The Happy Couple
by DICK CHENEY
Imagine some guy (Chris Martin) is placing his rigid penis inside of you, and then the next day he says, "I've got to spend the day with Gwyneth." You respond how any sane person would; you say, "But she will definitely not be having sex with you, Chris." "Sex isn't everything," he responds, and goes off to consciously uncouple.
It is hard to be Jennifer Lawrence. How do you think that she felt when she was dumped by Chris Martin for a darker-haired version of his ex-wife? I can answer that for you: She felt absolutely terrible. I mean, look at this woman:
Chris' new girlfriend, British actress Annabelle Wallis, is a lot more accomodating than Jennifer Lawrence. Ms. Lawrence has been let down by men before. It's not exactly a phenomenon to which she is unaccustomed. She put out a casting call for boyfriends quite recently, and not a single member of One Direction responded. She intimidates men, probably, but she did something worse than intimidate Chris Martin: she bored him.
Coldplay release their seventh album, A Head Full of Dreams, this week. The title comes from the fact that Chris Martin woke up one day and was like, "You know how when we sleep at night, our head is literally full of our dreams?!?!" And the band members were like, "Yes, Chris, we will say absolutely anything to stop you from being depressed about women."
A Head Full of Dreams contains not one single song about Jennifer Lawrence. It pretends that she does not even exist, that she never existed, that she was just a rebound-esque distraction for Chris as he found a more interesting woman with a lot more life experience than Jennifer Lawrence. I mean, when Lawrence reaches back into her life history, what does she really have to tell Chris that is worth repeating in song lyrics? "Let me reminisce about that time I got my period on the set of a multimillionaire movie I wasn't paid enough for." No, he's not interested in that. He misses Gwyneth, and when she used to tell him about the evils of carbon dioxide entering the atmosphere.
"Been around the world looking for someone like you," Chris openly admits on A Head Full of Dreams, essentially, someone like Gwyneth. This is a frightening thought, but to Annabelle Wallis' credit, she seems to have embraced being the faux-coupler. She even sings on the album's best track, "Up & Up". "Army of One" has Chris explaining that he is "going to fight for you," a statement especially galling to Jennifer Lawrence, because he took her about as seriously as a child takes his own mortality.
Chris Martin is a child, but so is his new girlfriend, who grew up in Portugal. "If you get the chance to live abroad, lessons in life it gives you are like no other," she explained in one interview. Then she allowed a photographer to take pictures of her dressed like this:
Fortunately in ensuing months Annabelle has gone brunette, because it is important to Chris that she does not too closely resemble a younger version of his children's mother. On A Head Full of Dreams, Annabelle's singing is basically identical to Gwyneth's in that their voices are both dissembled into the background, superceded by Chris' vocals. The only woman you really hear during the entirety of A Head Full of Dreams is, weirdly, Beyonce. She guests on "Hymn for A Weekend," which sounds like basically every song on the album.

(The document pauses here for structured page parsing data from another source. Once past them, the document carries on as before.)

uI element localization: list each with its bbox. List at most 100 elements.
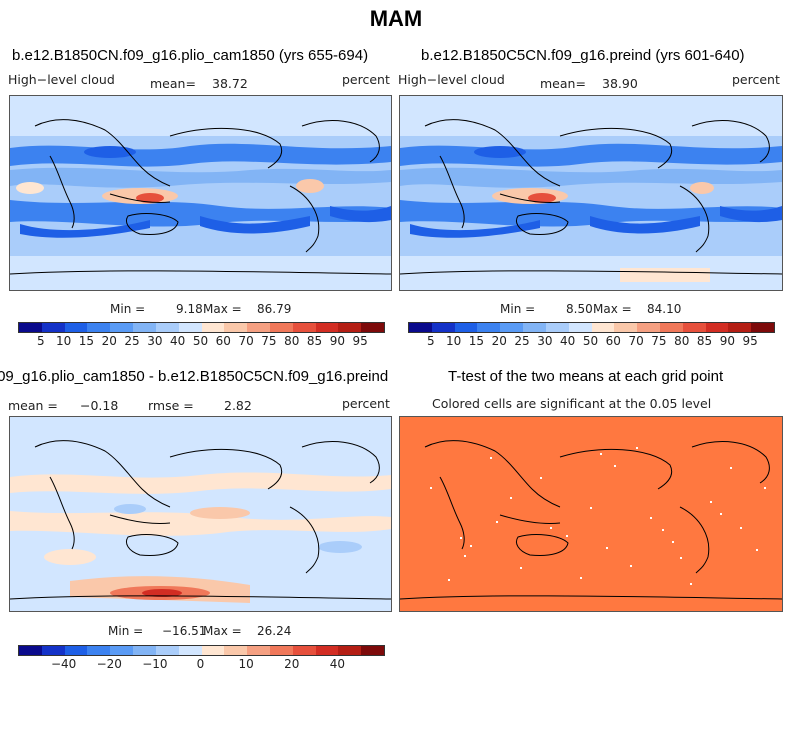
colorbar-tick-label: 20 [491,334,507,348]
panel-3-min-value: −16.51 [162,624,207,638]
colorbar-tick-label: 10 [445,334,462,348]
colorbar-swatch [728,323,752,332]
colorbar-swatch [201,323,225,332]
colorbar-swatch [19,323,42,332]
colorbar-swatch [269,646,293,655]
panel-2-colorbar-labels: 5 10 15 20 25 30 40 50 60 70 75 80 85 90 95 [408,334,773,348]
panel-1-max-label: Max = [203,302,242,316]
colorbar-tick-label: 50 [582,334,599,348]
colorbar-swatch [155,646,179,655]
colorbar-tick-label: 70 [628,334,644,348]
colorbar-swatch [361,323,384,332]
colorbar-swatch [178,646,202,655]
panel-1-max-value: 86.79 [257,302,292,316]
colorbar-swatch [87,646,111,655]
panel-3-map [9,416,392,612]
colorbar-swatch [361,646,384,655]
colorbar-tick-label: 95 [742,334,758,348]
colorbar-tick-label: 40 [329,657,346,671]
colorbar-swatch [500,323,524,332]
colorbar-swatch [201,646,225,655]
colorbar-swatch [315,646,339,655]
colorbar-swatch [224,323,248,332]
colorbar-swatch [41,323,65,332]
colorbar-swatch [110,646,134,655]
panel-3-mean-value: −0.18 [80,398,119,413]
colorbar-swatch [409,323,432,332]
panel-3-max-label: Max = [203,624,242,638]
colorbar-tick-label: 0 [196,657,205,671]
colorbar-tick-label: −40 [50,657,77,671]
panel-1-map [9,95,392,291]
panel-2-field [400,96,782,290]
panel-3-max-value: 26.24 [257,624,292,638]
panel-3-rmse-value: 2.82 [224,398,252,413]
colorbar-swatch [523,323,546,332]
colorbar-tick-label: 25 [124,334,140,348]
colorbar-swatch [269,323,293,332]
colorbar-swatch [705,323,729,332]
colorbar-tick-label: 60 [605,334,621,348]
colorbar-swatch [637,323,660,332]
colorbar-swatch [155,323,179,332]
panel-2-min-label: Min = [500,302,536,316]
colorbar-swatch [247,323,270,332]
panel-4-subtitle: Colored cells are significant at the 0.0… [432,396,712,411]
colorbar-tick-label: 10 [55,334,72,348]
colorbar-swatch [247,646,270,655]
panel-3-rmse-label: rmse = [148,398,194,413]
panel-2-max-value: 84.10 [647,302,682,316]
colorbar-swatch [178,323,202,332]
colorbar-tick-label: 40 [560,334,576,348]
colorbar-tick-label: 85 [696,334,713,348]
colorbar-tick-label: 15 [78,334,95,348]
panel-4-field [400,417,782,611]
colorbar-swatch [41,646,65,655]
colorbar-swatch [659,323,683,332]
figure-title: MAM [369,6,423,31]
panel-4-map [399,416,783,612]
colorbar-swatch [477,323,501,332]
colorbar-tick-label: 70 [238,334,254,348]
panel-1-variable-label: High−level cloud [8,72,115,87]
panel-3-colorbar-labels: −40 −20 −10 0 10 20 40 [18,657,383,671]
panel-2-map [399,95,783,291]
colorbar-tick-label: −10 [142,657,168,671]
colorbar-swatch [64,323,88,332]
panel-3-mean-label: mean = [8,398,58,413]
panel-2-variable-label: High−level cloud [398,72,505,87]
panel-2-mean-value: 38.90 [602,76,638,91]
panel-3-min-label: Min = [108,624,144,638]
panel-1-case-title: b.e12.B1850CN.f09_g16.plio_cam1850 (yrs … [12,47,369,64]
colorbar-tick-label: 30 [537,334,553,348]
panel-3-case-title: b.e12.B1850CN.f09_g16.plio_cam1850 - b.e… [0,368,389,385]
colorbar-swatch [133,323,156,332]
colorbar-swatch [338,646,362,655]
panel-2-min-value: 8.50 [566,302,593,316]
colorbar-swatch [545,323,569,332]
panel-1-units: percent [342,72,390,87]
colorbar-tick-label: −20 [96,657,122,671]
colorbar-swatch [751,323,774,332]
panel-3-colorbar [18,645,385,656]
colorbar-swatch [19,646,42,655]
colorbar-tick-label: 10 [238,657,254,671]
panel-1-field [10,96,391,290]
panel-3-units: percent [342,396,390,411]
colorbar-swatch [338,323,362,332]
colorbar-swatch [133,646,156,655]
colorbar-tick-label: 15 [468,334,485,348]
panel-1-min-value: 9.18 [176,302,203,316]
colorbar-tick-label: 25 [514,334,530,348]
colorbar-tick-label: 95 [352,334,368,348]
colorbar-swatch [87,323,111,332]
colorbar-tick-label: 5 [36,334,45,348]
colorbar-tick-label: 60 [215,334,231,348]
colorbar-tick-label: 90 [719,334,736,348]
panel-1-colorbar-labels: 5 10 15 20 25 30 40 50 60 70 75 80 85 90 95 [18,334,383,348]
panel-2-units: percent [732,72,780,87]
colorbar-swatch [224,646,248,655]
colorbar-swatch [591,323,615,332]
colorbar-swatch [64,646,88,655]
colorbar-tick-label: 5 [426,334,435,348]
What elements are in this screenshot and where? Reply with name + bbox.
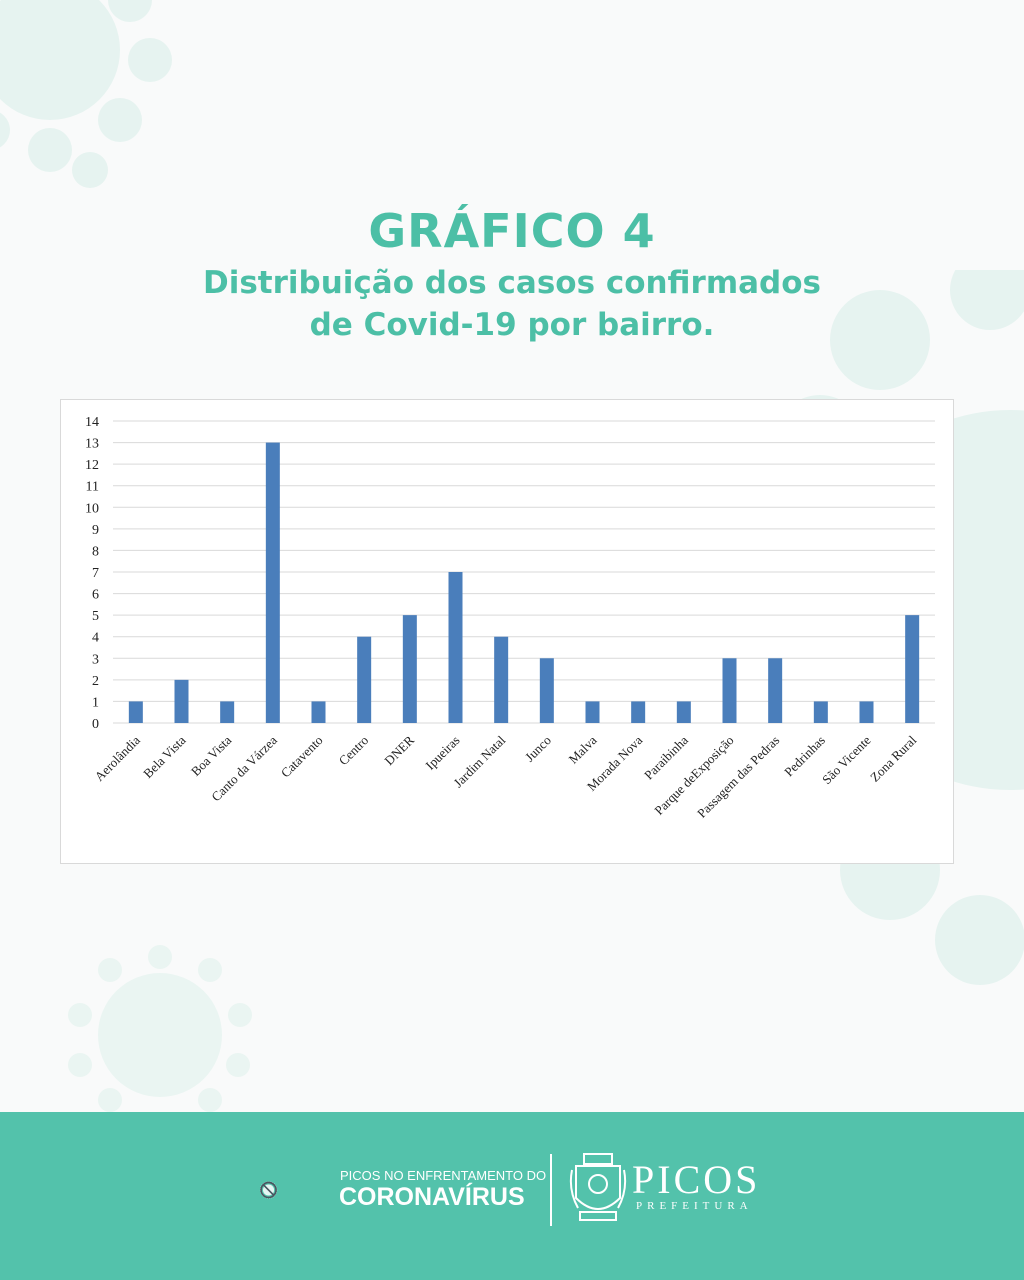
y-tick-label: 9: [92, 523, 99, 538]
y-tick-label: 11: [86, 480, 99, 495]
y-tick-label: 6: [92, 588, 99, 603]
bar: [402, 615, 417, 723]
header: GRÁFICO 4 Distribuição dos casos confirm…: [0, 200, 1024, 346]
y-tick-label: 7: [92, 566, 99, 581]
y-tick-label: 2: [92, 674, 99, 689]
bar: [631, 701, 646, 723]
page-subtitle-line2: de Covid-19 por bairro.: [309, 307, 715, 343]
bar: [311, 701, 326, 723]
bar: [220, 701, 235, 723]
bar: [357, 636, 372, 723]
x-category-label: Pedrinhas: [781, 733, 828, 780]
campaign-line2: CORONAVÍRUS: [339, 1183, 525, 1211]
brand-name: PICOS: [632, 1157, 761, 1202]
bar: [722, 658, 737, 723]
x-category-label: São Vicente: [819, 732, 874, 787]
x-category-label: Centro: [336, 733, 372, 769]
y-tick-label: 1: [92, 695, 99, 710]
y-tick-label: 3: [92, 652, 99, 667]
x-category-label: DNER: [381, 732, 417, 768]
x-category-label: Passagem das Pedras: [694, 733, 782, 821]
page-title: GRÁFICO 4: [368, 204, 656, 258]
bar: [494, 636, 509, 723]
x-category-label: Zona Rural: [867, 732, 919, 784]
footer-divider: [550, 1154, 552, 1226]
y-tick-label: 14: [85, 415, 99, 430]
x-category-label: Parque deExposição: [651, 733, 736, 818]
city-crest-icon: [569, 1153, 627, 1221]
bar: [585, 701, 600, 723]
page-subtitle-line1: Distribuição dos casos confirmados: [202, 265, 821, 301]
virus-decoration-icon: [68, 945, 252, 1112]
x-category-label: Malva: [566, 732, 600, 766]
bar: [905, 615, 920, 723]
y-tick-label: 4: [92, 631, 99, 646]
bar: [859, 701, 874, 723]
campaign-line1: PICOS NO ENFRENTAMENTO DO: [340, 1168, 547, 1183]
bar: [174, 679, 189, 723]
bar: [676, 701, 691, 723]
virus-decoration-icon: [0, 0, 172, 188]
no-virus-icon: [259, 1181, 278, 1199]
y-tick-label: 12: [85, 458, 99, 473]
bar: [768, 658, 783, 723]
y-tick-label: 5: [92, 609, 99, 624]
y-tick-label: 0: [92, 717, 99, 732]
bar: [813, 701, 828, 723]
footer-bar: [0, 1112, 1024, 1280]
x-category-label: Ipueiras: [422, 733, 462, 773]
bar: [128, 701, 143, 723]
y-tick-label: 8: [92, 544, 99, 559]
bar: [448, 572, 463, 723]
bar-chart: 0 1 2 3 4 5 6 7 8 9 10 11 12 13 14 Aerolândia Bela Vista…: [60, 399, 954, 864]
brand-subtitle: PREFEITURA: [636, 1200, 753, 1212]
x-category-label: Bela Vista: [140, 732, 189, 781]
y-tick-label: 10: [85, 501, 99, 516]
x-category-label: Boa Vista: [188, 732, 235, 779]
y-tick-label: 13: [85, 437, 99, 452]
x-category-label: Aerolândia: [92, 732, 144, 784]
x-category-label: Junco: [522, 733, 554, 765]
x-category-label: Catavento: [278, 733, 326, 781]
bar: [265, 442, 280, 723]
bar: [539, 658, 554, 723]
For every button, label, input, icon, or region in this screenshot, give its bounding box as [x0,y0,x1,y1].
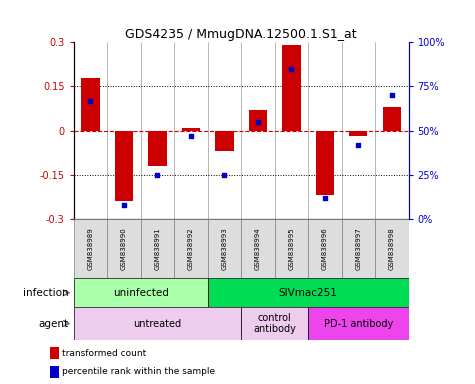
Point [120,202,128,208]
Text: infection: infection [23,288,69,298]
Bar [50,366,59,379]
Bar [141,219,174,278]
Bar [349,131,368,136]
Bar [275,219,308,278]
Point [321,195,329,201]
Bar [74,278,208,307]
Text: GSM838990: GSM838990 [121,227,127,270]
Bar [208,278,408,307]
Text: control
antibody: control antibody [253,313,296,334]
Text: GSM838996: GSM838996 [322,227,328,270]
Text: transformed count: transformed count [62,349,147,358]
Point [354,142,362,148]
Text: GSM838989: GSM838989 [87,227,94,270]
Text: GSM838998: GSM838998 [389,227,395,270]
Text: GSM838992: GSM838992 [188,227,194,270]
Text: GSM838994: GSM838994 [255,227,261,270]
Bar [81,78,100,131]
Text: GSM838995: GSM838995 [288,227,294,270]
Point [254,119,262,125]
Point [388,92,396,98]
Bar [282,45,301,131]
Bar [241,307,308,340]
Point [187,133,195,139]
Bar [74,219,107,278]
Bar [315,131,334,195]
Text: uninfected: uninfected [113,288,169,298]
Bar [208,219,241,278]
Bar [181,127,200,131]
Bar [308,219,342,278]
Bar [215,131,234,151]
Bar [107,219,141,278]
Bar [248,110,267,131]
Text: GSM838997: GSM838997 [355,227,361,270]
Text: agent: agent [39,318,69,329]
Text: SIVmac251: SIVmac251 [279,288,337,298]
Title: GDS4235 / MmugDNA.12500.1.S1_at: GDS4235 / MmugDNA.12500.1.S1_at [125,28,357,41]
Point [220,172,228,178]
Point [153,172,161,178]
Text: untreated: untreated [133,318,181,329]
Bar [375,219,408,278]
Bar [308,307,408,340]
Text: PD-1 antibody: PD-1 antibody [323,318,393,329]
Bar [148,131,167,166]
Bar [342,219,375,278]
Text: percentile rank within the sample: percentile rank within the sample [62,367,216,376]
Point [86,98,94,104]
Bar [174,219,208,278]
Bar [382,107,401,131]
Bar [114,131,133,201]
Text: GSM838991: GSM838991 [154,227,161,270]
Bar [241,219,275,278]
Point [287,66,295,72]
Bar [74,307,241,340]
Bar [50,347,59,359]
Text: GSM838993: GSM838993 [221,227,228,270]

Coldplay worked with various hitmakers instead of writing their own album or letting Brian Eno arrange it. The result is something more in the vein of popular music today than their usual sound that resembles a U2 cover band, so I guess they were successful in what they were going for. The comments from Martin to USA Today recently were downright scary: "If I may speak for the band, sometimes you need a break from the singer," he told them. Yikes.
The only problem with this slight alteration in sound is that Coldplay was actually better at sounding like U2 than the original band, and their music occupied an important niche that appealed to sensitive white men who felt overwhelmed by strong women but unable to articulate exactly why. Instead, the producers of A Head Full of Dreams did a fine job of making the album sound like everything else that is on the radio, just with more ridiculous lyrics. "I want to hold you and sway," Martin explains like some fucking idiot. A Head Full of Dreams is so gleefully enthusiastic the album sounds like inspirational music for atheists. "I'm feeling drunk and high," Chris whines, even though he is neither. He is just thankful to be dating a woman who doesn't demand anything from him.
Dick Cheney is the senior contributor to This Recording.